Rotating Micro-Spheres for Adsorption Monitoring at a Fluid Interface

TL;DR

This study introduces a novel method using rotating magnetic microspheres at fluid interfaces to monitor adsorption and desorption dynamics, providing insights into early-stage processes and effects of additives.

Contribution

The paper presents a new experimental approach for real-time monitoring of particle adsorption/desorption at fluid interfaces using rotating magnetic microspheres.

Findings

Method detects early desorption of particles.

Addition of salts or surfactants affects adsorption and bonding.

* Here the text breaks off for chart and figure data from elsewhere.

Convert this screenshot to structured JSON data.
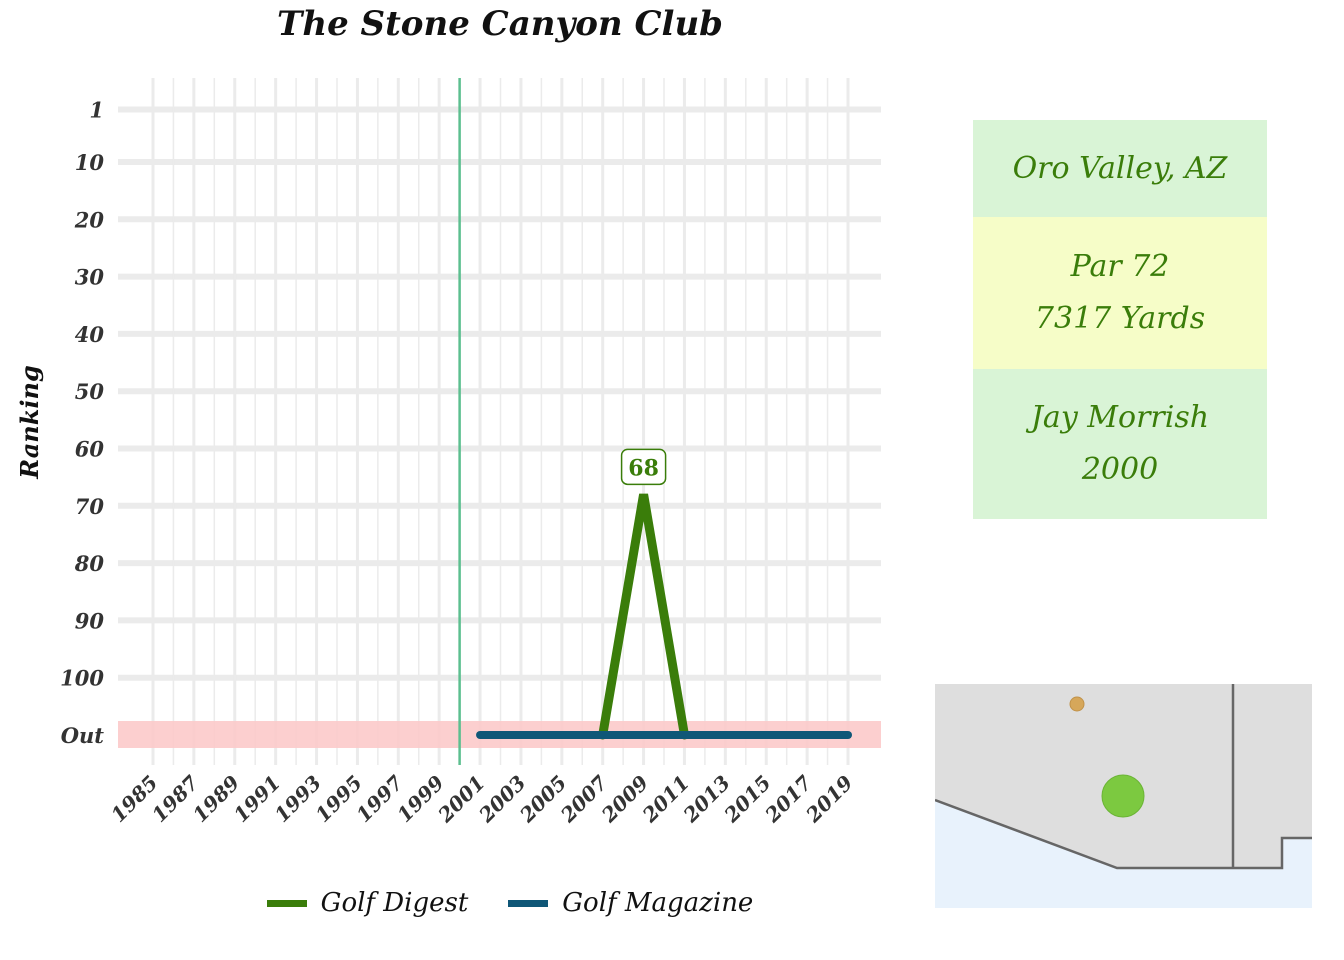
{
  "chart_data": {
    "type": "line",
    "title": "The Stone Canyon Club",
    "xlabel": "",
    "ylabel": "Ranking",
    "x_ticks": [
      "1985",
      "1987",
      "1989",
      "1991",
      "1993",
      "1995",
      "1997",
      "1999",
      "2001",
      "2003",
      "2005",
      "2007",
      "2009",
      "2011",
      "2013",
      "2015",
      "2017",
      "2019"
    ],
    "y_ticks": [
      "1",
      "10",
      "20",
      "30",
      "40",
      "50",
      "60",
      "70",
      "80",
      "90",
      "100",
      "Out"
    ],
    "y_reversed": true,
    "out_band_label": "Out",
    "vertical_reference_year": 2000,
    "grid": true,
    "legend_position": "bottom",
    "series": [
      {
        "name": "Golf Digest",
        "color": "#3a7d0a",
        "points": [
          [
            2007,
            "Out"
          ],
          [
            2009,
            68
          ],
          [
            2011,
            "Out"
          ]
        ]
      },
      {
        "name": "Golf Magazine",
        "color": "#0f5777",
        "points": [
          [
            2001,
            "Out"
          ],
          [
            2019,
            "Out"
          ]
        ]
      }
    ],
    "annotations": [
      {
        "x": 2009,
        "y": 68,
        "label": "68",
        "series": "Golf Digest"
      }
    ]
  },
  "info": {
    "location": "Oro Valley, AZ",
    "par": "Par 72",
    "yards": "7317 Yards",
    "architect": "Jay Morrish",
    "year": "2000"
  },
  "colors": {
    "info_green": "#d9f4d6",
    "info_yellow": "#f6fdc8",
    "info_text": "#3a7d0a",
    "out_band": "#fccaca",
    "ref_line": "#5cbf8f",
    "map_land": "#dedede",
    "map_water": "#e8f2fc",
    "map_marker_big": "#7cc940",
    "map_marker_small": "#d6a75a"
  }
}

Estimates of adsorption/desorption constants are obtained.

Abstract

Hypothesis: A broad range of phenomena, such as emulsification and emulsion stability, foam formation or liquid evaporation, are closely related to the dynamics of adsorbing colloidal particles. Elucidation of the mechanisms implied is key to a correct design of many different types of materials. Experiments: Microspheres forced to rotate near a fluid interface exhibit a roto-translational hydrodynamic mechanism that is hindered by capillary torques as soon as the particles protrude the interface. Under these conditions, the time evolution in the ratio of moving spheres provides a direct description of the adsorption kinetics, while microscopy monitoring of particle acceleration\deceleration informs about the adsorption\desorption dynamics. In this work, the proposed strategy is applied at an air/water interface loaded with spherical magnetic particles negatively charged, forced to rotate by the action of a rotating magnetic field. Findings: The proposed method enables the adsorption/desorption dynamics to be followed during the earliest phase of the process, when desorption of a small fraction of particles is detected, as well as to estimate approximated values of the adsorption/desorption constants. The results obtained show that the addition of a monovalent salt or a cationic (anionic) surfactant promotes (inhibits) both adsorption and formation of permanent bonds between particles.